Hillman Publishing, 1950, 175 pages
The stories in The Dying Earth introduce dozens of seekers of wisdom and beauty - lovely lost women, wizards of every shade of eccentricity with their runic amulets and spells. We meet the melancholy deodands, who feed on human flesh and the twk-men, who ride dragonflies and trade information for salt. There are monsters and demons. Each being is morally ambiguous: The evil are charming, the good are dangerous. All are at home in Vance’s lyrically described fantastic landscapes, like Embelyon, where, “The sky [was] a mesh of vast ripples and cross-ripples and these refracted a thousand shafts of colored light, rays which in mid-air wove wondrous laces, rainbow nets, in all the jewel hues....”
The dying Earth itself is otherworldly: “A dark blue sky, an ancient sun.... Nothing of Earth was raw or harsh—the ground, the trees, the rock ledge protruding from the meadow; all these had been worked upon, smoothed, aged, mellowed. The light from the sun, though dim, was rich and invested every object of the land ... with a sense of lore and ancient recollection.” Welcome.
I read a couple of Jack Vance's books years ago, but I had never read any of his classic Dying Earth series before. This is the first book in the series, containing a series of short stories set in this world.
It's one of those fantasy settings that were all the rage for a few decades, where you'd gradually learn that this fantastic, magical world is actually Earth in some distant future where technology has become ancient black magic and somehow the world is now overrun with magical mutants and people can channel otherworldly powers. This is kind of old hat now, but Vance was one of the pioneers in the genre. His description of the Dying Earth with its fading red sun is melancholy and poetic at times, and his characters are kind of somber, grim, not entirely without humor, but you really get the sense that they all know they are living in the last days of mankind.
It resembles Gene Wolfe's Book of the New Sun in many ways. Vance's prose is more full of vivid imagery, though, and less psychological introspection. His worldbuilding is more piecemeal and at least in this book, there's no main plot, as The Dying Earth is a collection of short stories with only a few characters appearing in more than one. Vance seems to be recording fables from a future age of myth. His characters exclaim! And declaim! And speak in stilted, formal prose.

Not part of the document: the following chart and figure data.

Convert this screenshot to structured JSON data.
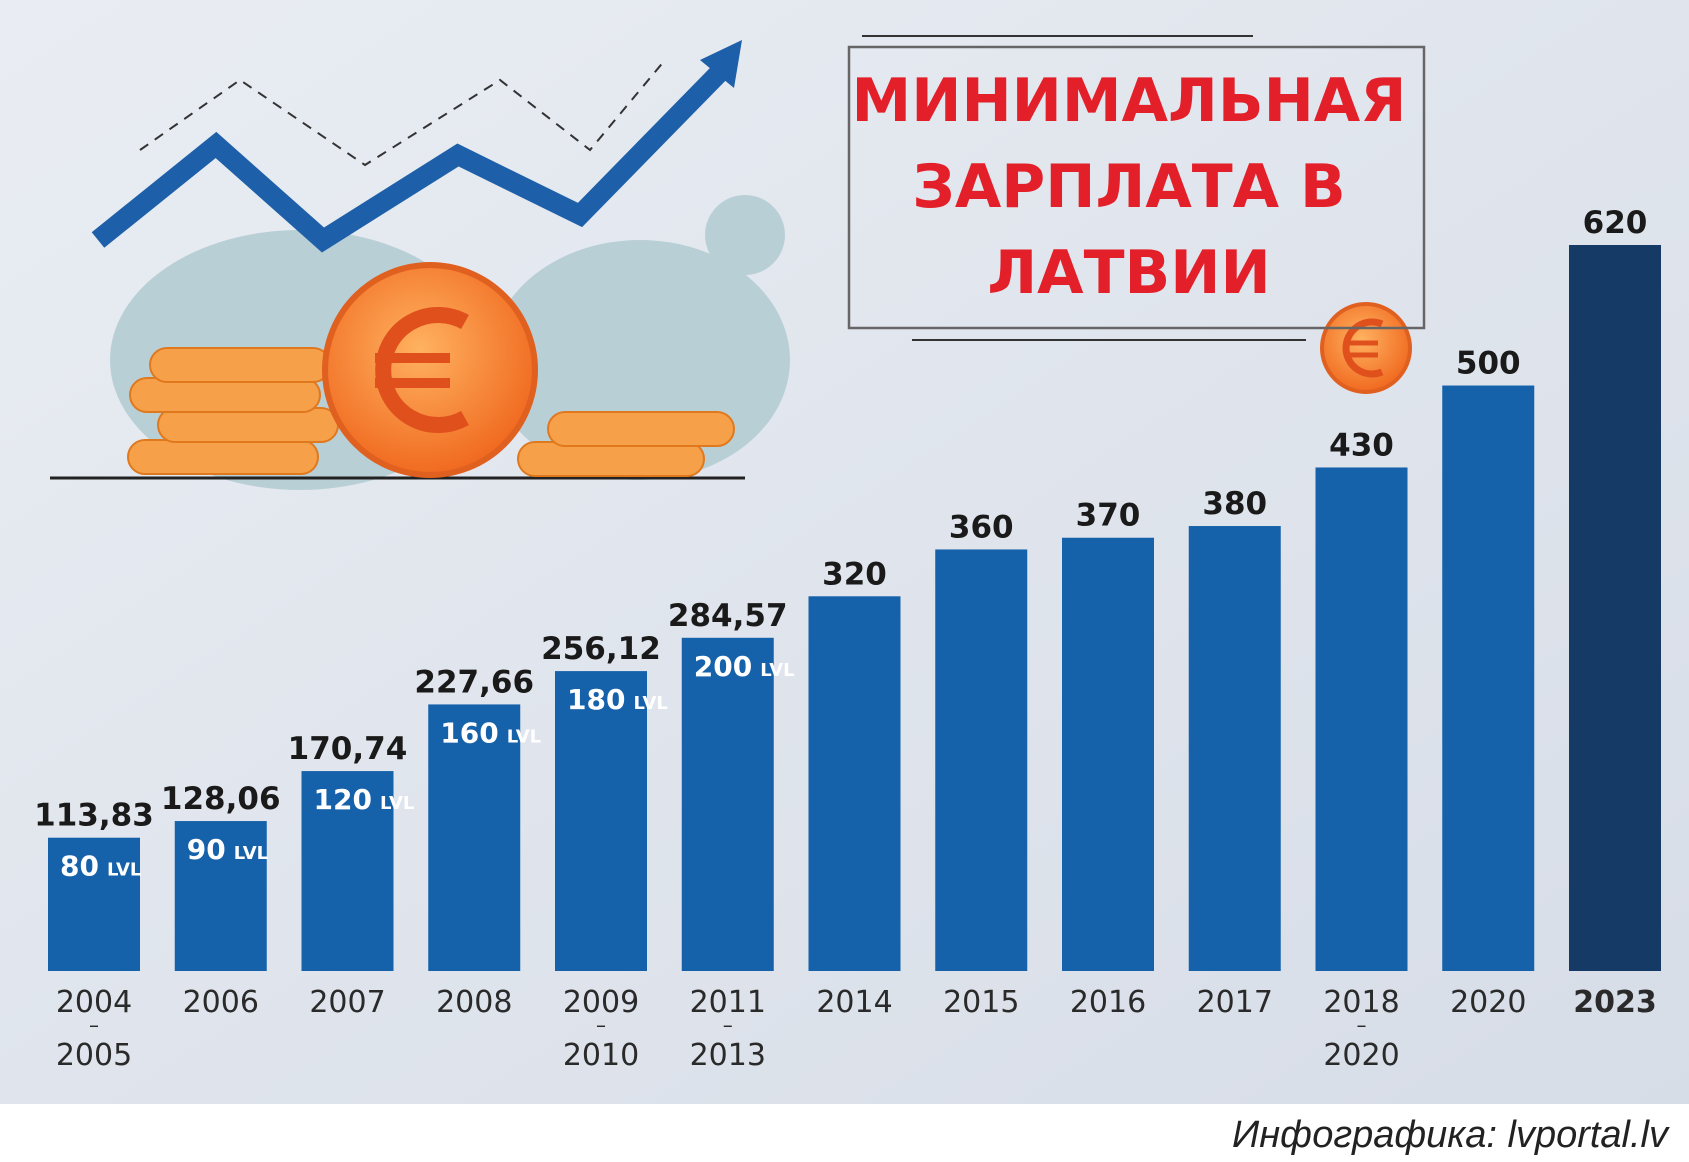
{
  "chart_data": {
    "type": "bar",
    "title": [
      "МИНИМАЛЬНАЯ",
      "ЗАРПЛАТА В",
      "ЛАТВИИ"
    ],
    "categories": [
      "2004–2005",
      "2006",
      "2007",
      "2008",
      "2009–2010",
      "2011–2013",
      "2014",
      "2015",
      "2016",
      "2017",
      "2018–2020",
      "2020",
      "2023"
    ],
    "values": [
      113.83,
      128.06,
      170.74,
      227.66,
      256.12,
      284.57,
      320,
      360,
      370,
      380,
      430,
      500,
      620
    ],
    "value_labels": [
      "113,83",
      "128,06",
      "170,74",
      "227,66",
      "256,12",
      "284,57",
      "320",
      "360",
      "370",
      "380",
      "430",
      "500",
      "620"
    ],
    "lvl_values": [
      80,
      90,
      120,
      160,
      180,
      200
    ],
    "lvl_unit": "LVL",
    "color": "#1662aa",
    "highlight_category": "2023",
    "highlight_color": "#163a66",
    "source": "Инфографика: lvportal.lv"
  }
}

The stories in this collection are:
- Mazirian the Magician
- Turjan of Miir
- T'sais
- Liane the Wayfarer
- Ulan Dhor Ends a Dream
- Guyal of Sfere
If the Made Up Fantasy Names make you think this is just old-fashioned D&Dish pulp fantasy, reconsider. Vance, first of all, is a superior writer to most of his peers. Second, the stories each have a certain amount of subtlety and depth not usually seen in plain old swords & sorcery tales. Although if you like pulp swords & sorcery, these stories work that way just fine.
Also remember that this book was written in 1950, so Vance helped create a lot of these now-old tropes.
AD&D players will certainly recognize a lot of names. The magic system that dates back to the original Dungeons & Dragons, where wizards can "memorize" a finite number of spells from a list, cast each one once, and then they can't use it again until they relearn it from their spellbook? That was lifted straight from Vance's Dying Earth. And the good old Prismatic Sphere, which has survived every edition of AD&D and reappeared in World of Warcraft? Lifted straight out of The Dying Earth. So were Arduin Grimoire's deodanths. The legacy of Jack Vance is stamped all over modern fantasy RPGs.
If you're in the mood to sample an old genre classic, The Dying Earth should definitely be on the list of 1001 Old Fantasy Paperbacks You Must Read Before You Die.
Verdict: Vance's Dying Earth may not have quite the influence of Hyboria or Melniboné or even Amber, and it's not quite as literary as Gene Wolfe's Urth, but Vance is still a hugely influential writer without whom modern fantasy (and particularly fantasy gaming) would not be quite the same. The characters and stories in this book aren't extremely memorable, but the prose is lyrical (a term I don't use often) and it's an interesting, fantastic, slightly alien world that will nonetheless be familiar to anyone who's read a lot of genre fantasy. In other words, it's well-written and a lot of fun.